I think this is true not just for people, but for the things they make. All this is to say that John Francis Daley and Jonathan M. Goldstein’s Vacation, a hybrid sequel/remake of 1983’s National Lampoon’s Vacation, is virtually worthless. It is mean, it is dumb, and it ain’t pretty either.
Most detrimentally, it is rarely funny. Daley and Goldstein want you to believe that they have their fingers on the pulse, but actually their thumbs are up their asses. As the Griswolds (led this time by Rusty, who’s played by Ed Helms) hop from humiliating situation to humiliating situation in their cross country trip to the theme-park destination of the original film, Walley World, Daley and Goldstein work in jokes about would-be edgy topics du jour like rim jobs, pedophilia, big dicks, and women’s promiscuity. Most of these jokes come down to merely stating that these things exist—see the scene in which Chris Hemsworth struts around in underwear for Rusty and his wife Debbie (Christina Applegate) showing off a dick so big his boxer briefs can barely contain it. Big dick: there’s your joke. Ha?
A rare exception of a topical joke that actually does work occurs early on, when Rusty’s despicably shitheaded son Kevin (Steele Stebbins) writes, “I have a vagina,” on the guitar that belongs to his older brother, James (Skyler Gisondo). Rusty turns the intended insult into a “teachable moment” about gender fluidity. “There’s a lot of boys born with vaginas and it’s really hard for them,” he explains patiently, subverting a classic misogynist insult with a 2015-style sensitivity. This happens early on in the movie, and for a moment it seems like there’s a point to the seemingly needless updating that’s happening. But soon we come to find that, no, there actually isn’t a point. Vacation is a reboot for reboot’s sake that contains a joke about reboots, which again, merely states their existence in the most paltry showing of self-awareness imaginable. The exercise’s futility is made even clearer when Chevy Chase and Beverly D’Angelo reprise their roles as Clark and Ellen Griswold in Vacation’s third act. Their appearances amount to cameos. Like most of the jokes, their presence is the supposed present. Where’s my gift receipt? For that matter, how much were they paid to show their considerably time-altered faces in this sea of excrement and misery?
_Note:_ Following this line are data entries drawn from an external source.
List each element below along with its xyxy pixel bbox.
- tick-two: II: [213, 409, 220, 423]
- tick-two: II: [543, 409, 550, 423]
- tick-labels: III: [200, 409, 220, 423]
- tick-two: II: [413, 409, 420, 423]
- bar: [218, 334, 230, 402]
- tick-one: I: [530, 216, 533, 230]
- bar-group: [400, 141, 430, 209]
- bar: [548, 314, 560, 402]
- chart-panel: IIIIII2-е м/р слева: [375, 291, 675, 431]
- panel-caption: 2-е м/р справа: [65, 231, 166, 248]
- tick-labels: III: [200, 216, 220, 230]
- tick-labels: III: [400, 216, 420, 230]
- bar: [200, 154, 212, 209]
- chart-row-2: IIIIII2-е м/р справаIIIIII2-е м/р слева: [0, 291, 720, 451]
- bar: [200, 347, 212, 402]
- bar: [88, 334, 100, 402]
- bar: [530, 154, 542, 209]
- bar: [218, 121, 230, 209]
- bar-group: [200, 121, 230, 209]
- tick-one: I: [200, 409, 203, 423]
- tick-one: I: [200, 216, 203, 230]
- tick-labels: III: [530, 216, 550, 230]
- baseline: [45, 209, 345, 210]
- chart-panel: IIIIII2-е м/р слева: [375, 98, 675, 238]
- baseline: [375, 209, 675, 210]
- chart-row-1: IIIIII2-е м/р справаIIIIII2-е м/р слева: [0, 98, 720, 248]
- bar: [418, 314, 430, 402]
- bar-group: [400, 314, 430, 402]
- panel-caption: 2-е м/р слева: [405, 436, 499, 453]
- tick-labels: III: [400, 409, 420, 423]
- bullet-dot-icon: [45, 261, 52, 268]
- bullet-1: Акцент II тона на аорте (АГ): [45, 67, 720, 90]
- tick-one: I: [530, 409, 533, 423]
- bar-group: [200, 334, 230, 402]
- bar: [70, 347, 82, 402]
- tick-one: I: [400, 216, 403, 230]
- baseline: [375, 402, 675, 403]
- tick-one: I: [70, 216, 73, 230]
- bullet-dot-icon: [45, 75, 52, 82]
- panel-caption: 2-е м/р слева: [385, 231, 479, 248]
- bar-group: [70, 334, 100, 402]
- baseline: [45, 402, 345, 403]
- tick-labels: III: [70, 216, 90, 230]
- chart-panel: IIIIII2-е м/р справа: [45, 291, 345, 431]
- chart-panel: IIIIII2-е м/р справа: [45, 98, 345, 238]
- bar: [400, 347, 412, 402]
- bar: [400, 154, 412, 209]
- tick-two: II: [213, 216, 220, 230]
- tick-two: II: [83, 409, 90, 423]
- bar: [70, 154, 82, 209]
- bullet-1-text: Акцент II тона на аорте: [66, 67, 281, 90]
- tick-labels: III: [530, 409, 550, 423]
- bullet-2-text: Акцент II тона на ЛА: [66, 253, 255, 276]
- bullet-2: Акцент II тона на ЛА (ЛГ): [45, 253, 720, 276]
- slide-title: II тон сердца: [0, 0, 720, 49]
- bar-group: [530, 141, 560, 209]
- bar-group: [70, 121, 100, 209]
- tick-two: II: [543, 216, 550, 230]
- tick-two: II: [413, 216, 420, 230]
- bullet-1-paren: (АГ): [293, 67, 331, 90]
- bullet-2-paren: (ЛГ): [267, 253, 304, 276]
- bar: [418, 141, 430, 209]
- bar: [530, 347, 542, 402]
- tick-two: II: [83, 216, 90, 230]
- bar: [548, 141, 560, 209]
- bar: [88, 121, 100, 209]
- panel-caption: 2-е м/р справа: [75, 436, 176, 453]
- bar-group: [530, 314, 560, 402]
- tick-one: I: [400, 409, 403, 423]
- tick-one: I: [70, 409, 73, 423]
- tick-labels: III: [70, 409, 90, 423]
On the way to Walley World this time around, the Griswolds bathe in shit, get robbed, visit Debbie’s old sorority where she chugs a pitcher of beer and throws up all over the place while attempting to run an inflatable obstacle course, and end up waiting five hours in a line for one roller coaster. It’s never really clear why these people actually enjoy each other’s company, beyond the fact that they’re all in the same family and movie together. At least the original string of three Vacation movies attempted to balance humiliation with sentiment. This movie and its family make no such effort. They’re just there, traveling without moving.